Preferably, said layered lay-up is further processed by consolidation under heat and pressure into a consolidated composite veneer product
Preferably, said strands are oriented as they passed onto said foraminous forming surface to form an oriented veneer lay-up layer with strands oriented in a direction substantially parallel to a longitudinal axis of said oriented veneer lay-up layer.
The present invention also broadly relates to a device for forming a composite product comprising a supply source of strands, means for dispensing said strands from said supply source at a metered rate, wall means defining a confined path, a strand entraining zone, means for passing air through said strand entraining zone and said confined path at a velocity sufficient to entrain and transport said strands along said confined path, forming means including at least one movable foraminous forming surface protruding through said wall means, means for drawing air through said foraminous forming surface from a side of said forming surface remote from said path to condense and distribute some of said strands from said path onto said foraminous forming surface to form a composite veneer lay-up layer of a thickness of at least one and not more than five of said strands on said foraminous forming surface, a movable collecting surface, means for transferring said veneer lay-up layer from said forming surface onto said transfer surface, means to separate air from said strands not forming said veneer lay-up layer and duct means for directing air separated by said means to separate to said means for passing air for recirculation through said path, means for directing air drawn through said foraminous forming surface to said means for passing air for recirculation through said path and means for delivering strands not forming said veneer lay-up layer back to said supply source of strands.

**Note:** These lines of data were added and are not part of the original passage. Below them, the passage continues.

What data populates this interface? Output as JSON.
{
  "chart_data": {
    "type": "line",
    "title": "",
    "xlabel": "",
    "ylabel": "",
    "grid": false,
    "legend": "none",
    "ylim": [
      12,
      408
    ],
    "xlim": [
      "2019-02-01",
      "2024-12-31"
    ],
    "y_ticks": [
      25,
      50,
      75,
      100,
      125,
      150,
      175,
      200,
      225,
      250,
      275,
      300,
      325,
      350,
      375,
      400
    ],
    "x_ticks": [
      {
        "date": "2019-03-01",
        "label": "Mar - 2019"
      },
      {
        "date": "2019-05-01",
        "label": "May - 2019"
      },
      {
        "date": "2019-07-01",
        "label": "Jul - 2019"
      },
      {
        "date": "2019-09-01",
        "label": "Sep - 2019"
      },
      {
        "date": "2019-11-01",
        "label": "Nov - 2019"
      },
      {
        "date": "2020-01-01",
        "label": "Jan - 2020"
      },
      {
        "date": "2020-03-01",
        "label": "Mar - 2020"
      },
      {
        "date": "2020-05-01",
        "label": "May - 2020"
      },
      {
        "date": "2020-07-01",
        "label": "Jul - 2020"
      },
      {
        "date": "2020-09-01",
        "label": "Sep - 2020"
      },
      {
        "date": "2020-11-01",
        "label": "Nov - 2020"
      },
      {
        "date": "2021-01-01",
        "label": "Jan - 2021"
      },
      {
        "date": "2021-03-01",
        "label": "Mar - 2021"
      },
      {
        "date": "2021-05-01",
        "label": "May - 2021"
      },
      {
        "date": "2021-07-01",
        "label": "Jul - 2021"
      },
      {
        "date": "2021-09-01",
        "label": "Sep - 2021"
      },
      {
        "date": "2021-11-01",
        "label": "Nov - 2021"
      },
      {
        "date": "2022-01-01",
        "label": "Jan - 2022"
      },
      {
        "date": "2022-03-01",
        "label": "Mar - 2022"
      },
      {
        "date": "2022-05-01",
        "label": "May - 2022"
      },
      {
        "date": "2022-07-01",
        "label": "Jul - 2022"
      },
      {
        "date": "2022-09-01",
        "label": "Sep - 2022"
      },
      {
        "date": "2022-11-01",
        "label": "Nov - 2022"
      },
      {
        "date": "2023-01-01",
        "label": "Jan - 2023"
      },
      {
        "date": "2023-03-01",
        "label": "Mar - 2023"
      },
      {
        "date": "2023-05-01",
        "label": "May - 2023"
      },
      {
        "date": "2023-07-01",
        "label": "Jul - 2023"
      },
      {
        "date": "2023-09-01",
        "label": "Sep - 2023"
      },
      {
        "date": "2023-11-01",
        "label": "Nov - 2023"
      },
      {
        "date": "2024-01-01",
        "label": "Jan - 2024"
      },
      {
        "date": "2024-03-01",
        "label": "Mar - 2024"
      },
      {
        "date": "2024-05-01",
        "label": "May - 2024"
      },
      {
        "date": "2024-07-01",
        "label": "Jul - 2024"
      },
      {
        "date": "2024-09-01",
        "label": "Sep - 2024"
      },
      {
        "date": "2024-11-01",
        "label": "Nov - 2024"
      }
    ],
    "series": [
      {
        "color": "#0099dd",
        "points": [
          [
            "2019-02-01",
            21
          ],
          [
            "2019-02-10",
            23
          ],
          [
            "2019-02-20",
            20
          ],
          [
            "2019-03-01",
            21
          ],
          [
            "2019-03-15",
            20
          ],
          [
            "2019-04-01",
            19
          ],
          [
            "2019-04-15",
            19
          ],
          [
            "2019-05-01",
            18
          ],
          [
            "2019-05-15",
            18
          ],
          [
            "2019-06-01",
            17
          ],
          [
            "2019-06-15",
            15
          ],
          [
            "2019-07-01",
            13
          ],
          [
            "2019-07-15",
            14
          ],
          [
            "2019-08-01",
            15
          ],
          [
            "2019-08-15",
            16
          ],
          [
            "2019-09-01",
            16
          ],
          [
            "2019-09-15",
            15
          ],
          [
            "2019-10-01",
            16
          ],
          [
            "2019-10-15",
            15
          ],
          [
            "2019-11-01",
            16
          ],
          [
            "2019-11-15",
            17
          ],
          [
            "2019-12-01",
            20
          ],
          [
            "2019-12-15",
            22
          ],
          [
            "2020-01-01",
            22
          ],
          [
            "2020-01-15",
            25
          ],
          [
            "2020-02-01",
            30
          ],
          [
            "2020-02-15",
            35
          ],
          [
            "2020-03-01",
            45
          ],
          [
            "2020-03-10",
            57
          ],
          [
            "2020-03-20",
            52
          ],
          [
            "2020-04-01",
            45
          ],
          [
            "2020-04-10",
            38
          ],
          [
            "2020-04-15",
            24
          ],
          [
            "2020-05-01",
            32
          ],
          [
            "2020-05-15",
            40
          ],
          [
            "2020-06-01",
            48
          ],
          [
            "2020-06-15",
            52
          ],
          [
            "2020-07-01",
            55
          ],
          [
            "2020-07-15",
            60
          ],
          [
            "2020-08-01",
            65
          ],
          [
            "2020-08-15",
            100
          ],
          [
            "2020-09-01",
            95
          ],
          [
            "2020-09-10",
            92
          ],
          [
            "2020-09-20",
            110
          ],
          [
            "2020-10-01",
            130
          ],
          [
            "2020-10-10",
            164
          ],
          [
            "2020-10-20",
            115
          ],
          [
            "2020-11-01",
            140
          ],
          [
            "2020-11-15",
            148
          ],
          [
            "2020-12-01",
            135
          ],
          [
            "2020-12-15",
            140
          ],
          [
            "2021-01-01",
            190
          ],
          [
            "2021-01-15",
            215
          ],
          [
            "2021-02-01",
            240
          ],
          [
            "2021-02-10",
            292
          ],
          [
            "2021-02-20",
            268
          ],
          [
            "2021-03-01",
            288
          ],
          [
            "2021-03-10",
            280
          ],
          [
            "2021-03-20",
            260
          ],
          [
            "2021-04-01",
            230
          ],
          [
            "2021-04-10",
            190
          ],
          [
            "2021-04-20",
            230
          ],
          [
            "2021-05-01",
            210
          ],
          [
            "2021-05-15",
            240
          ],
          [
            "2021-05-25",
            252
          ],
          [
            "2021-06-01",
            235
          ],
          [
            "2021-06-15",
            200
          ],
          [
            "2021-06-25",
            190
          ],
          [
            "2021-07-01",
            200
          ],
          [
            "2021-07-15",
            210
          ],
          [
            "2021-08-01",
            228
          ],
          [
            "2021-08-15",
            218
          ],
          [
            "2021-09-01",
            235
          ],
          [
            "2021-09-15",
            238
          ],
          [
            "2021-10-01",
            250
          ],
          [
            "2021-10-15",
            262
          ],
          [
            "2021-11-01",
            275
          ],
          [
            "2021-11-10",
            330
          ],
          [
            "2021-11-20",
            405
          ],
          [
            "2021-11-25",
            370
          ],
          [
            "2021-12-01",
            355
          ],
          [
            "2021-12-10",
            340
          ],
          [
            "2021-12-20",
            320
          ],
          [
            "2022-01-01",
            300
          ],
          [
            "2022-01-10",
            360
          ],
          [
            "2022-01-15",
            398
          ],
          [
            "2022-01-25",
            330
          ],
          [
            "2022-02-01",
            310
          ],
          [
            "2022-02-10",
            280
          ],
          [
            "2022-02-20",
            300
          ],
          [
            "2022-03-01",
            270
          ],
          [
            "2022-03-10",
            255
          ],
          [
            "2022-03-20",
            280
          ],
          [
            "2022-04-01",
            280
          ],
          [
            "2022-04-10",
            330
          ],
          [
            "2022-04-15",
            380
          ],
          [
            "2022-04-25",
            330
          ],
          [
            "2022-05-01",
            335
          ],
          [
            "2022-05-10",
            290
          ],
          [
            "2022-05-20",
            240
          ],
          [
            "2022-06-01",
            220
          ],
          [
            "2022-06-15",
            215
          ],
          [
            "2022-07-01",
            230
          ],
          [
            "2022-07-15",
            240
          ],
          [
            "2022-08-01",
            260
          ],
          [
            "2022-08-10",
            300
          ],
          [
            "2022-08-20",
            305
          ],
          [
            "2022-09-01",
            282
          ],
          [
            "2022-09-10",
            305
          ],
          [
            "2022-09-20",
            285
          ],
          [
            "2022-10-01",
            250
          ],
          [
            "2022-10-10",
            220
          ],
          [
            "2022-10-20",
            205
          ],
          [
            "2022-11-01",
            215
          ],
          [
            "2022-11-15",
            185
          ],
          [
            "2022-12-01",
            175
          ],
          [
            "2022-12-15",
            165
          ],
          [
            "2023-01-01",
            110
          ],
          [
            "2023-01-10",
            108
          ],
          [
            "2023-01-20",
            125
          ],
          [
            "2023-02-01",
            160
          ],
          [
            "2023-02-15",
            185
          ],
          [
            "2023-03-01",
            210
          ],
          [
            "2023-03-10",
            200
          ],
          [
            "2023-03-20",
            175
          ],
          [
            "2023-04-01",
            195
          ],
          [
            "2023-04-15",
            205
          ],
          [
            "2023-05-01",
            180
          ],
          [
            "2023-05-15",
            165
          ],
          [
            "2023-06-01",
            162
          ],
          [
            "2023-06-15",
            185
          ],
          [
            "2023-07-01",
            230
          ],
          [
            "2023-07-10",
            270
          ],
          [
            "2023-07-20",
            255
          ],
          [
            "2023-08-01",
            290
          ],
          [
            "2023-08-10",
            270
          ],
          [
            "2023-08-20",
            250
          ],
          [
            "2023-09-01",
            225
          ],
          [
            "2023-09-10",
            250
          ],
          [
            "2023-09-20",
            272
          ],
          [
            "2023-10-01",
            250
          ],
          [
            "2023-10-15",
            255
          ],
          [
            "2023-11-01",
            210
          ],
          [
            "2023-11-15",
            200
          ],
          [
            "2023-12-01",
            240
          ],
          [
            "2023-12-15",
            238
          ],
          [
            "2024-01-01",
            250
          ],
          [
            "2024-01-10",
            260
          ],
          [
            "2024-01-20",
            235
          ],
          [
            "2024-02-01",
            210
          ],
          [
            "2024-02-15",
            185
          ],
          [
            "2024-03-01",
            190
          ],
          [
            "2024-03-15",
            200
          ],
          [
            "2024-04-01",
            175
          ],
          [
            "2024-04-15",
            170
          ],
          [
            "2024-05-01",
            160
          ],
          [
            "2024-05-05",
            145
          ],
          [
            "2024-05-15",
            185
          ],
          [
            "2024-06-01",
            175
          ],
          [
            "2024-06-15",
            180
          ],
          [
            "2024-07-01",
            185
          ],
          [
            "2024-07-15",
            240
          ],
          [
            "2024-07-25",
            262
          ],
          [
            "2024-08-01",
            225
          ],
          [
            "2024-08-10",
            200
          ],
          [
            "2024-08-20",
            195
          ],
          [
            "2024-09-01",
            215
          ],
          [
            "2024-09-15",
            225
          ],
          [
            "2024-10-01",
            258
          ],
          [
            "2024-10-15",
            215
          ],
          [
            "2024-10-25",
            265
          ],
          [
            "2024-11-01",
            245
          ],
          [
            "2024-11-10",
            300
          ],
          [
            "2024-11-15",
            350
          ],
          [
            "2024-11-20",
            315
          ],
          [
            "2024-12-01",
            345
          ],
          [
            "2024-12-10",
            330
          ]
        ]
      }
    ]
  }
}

Preferably, said wherein said drawing air through said foraminous forming surface comprises dividing flow of air through said foraminous forming surface into at least 3 separate flows each from a different zone which zones are spaced across of said confined path.
Preferably, said separate flows each have essentially same the flow rate.
Preferably, said means for drawing air through said foraminous forming surface includes partition means constructed to direct air flowing through separate zones of said foraminous forming surface space across said confined path along different passages.
Preferably, said orienter is formed by a plurality of laterally spaced wires spaced from and extending along a portion of said foraminous surface exposed within said confined path.
Preferably, said apparatus further includes an orienter positioned in said path in a position so that said strands condensing onto said foraminous forming surface to form said veneer lay-up must pass through and be oriented by said orienter before reaching said foraminous forming surface so said strands forming said veneer lay-up are oriented in a selected direction.
Preferably, said source of strands comprises a bin containing a pile of said strands onto which fresh strands from the processing stage are passed and means for separating air from said strands is positioned in said supply station so that said strands from which said air is separated by said mean for separating air are deposited on the said pile.
Preferably, said forming means will comprise a plurality of said foraminous forming surfaces spaced along said path each of which forms its respective composite veneer lay-up layer.
Broadly the present invention also relates to a composite veneer product comprising a plurality of discreet veneer lay-up layers positioned in face to face relationship and consolidated to form a consolidated laminated composite veneer produce having a density variation of less than 15% on a 1 inch by 1 inch basis.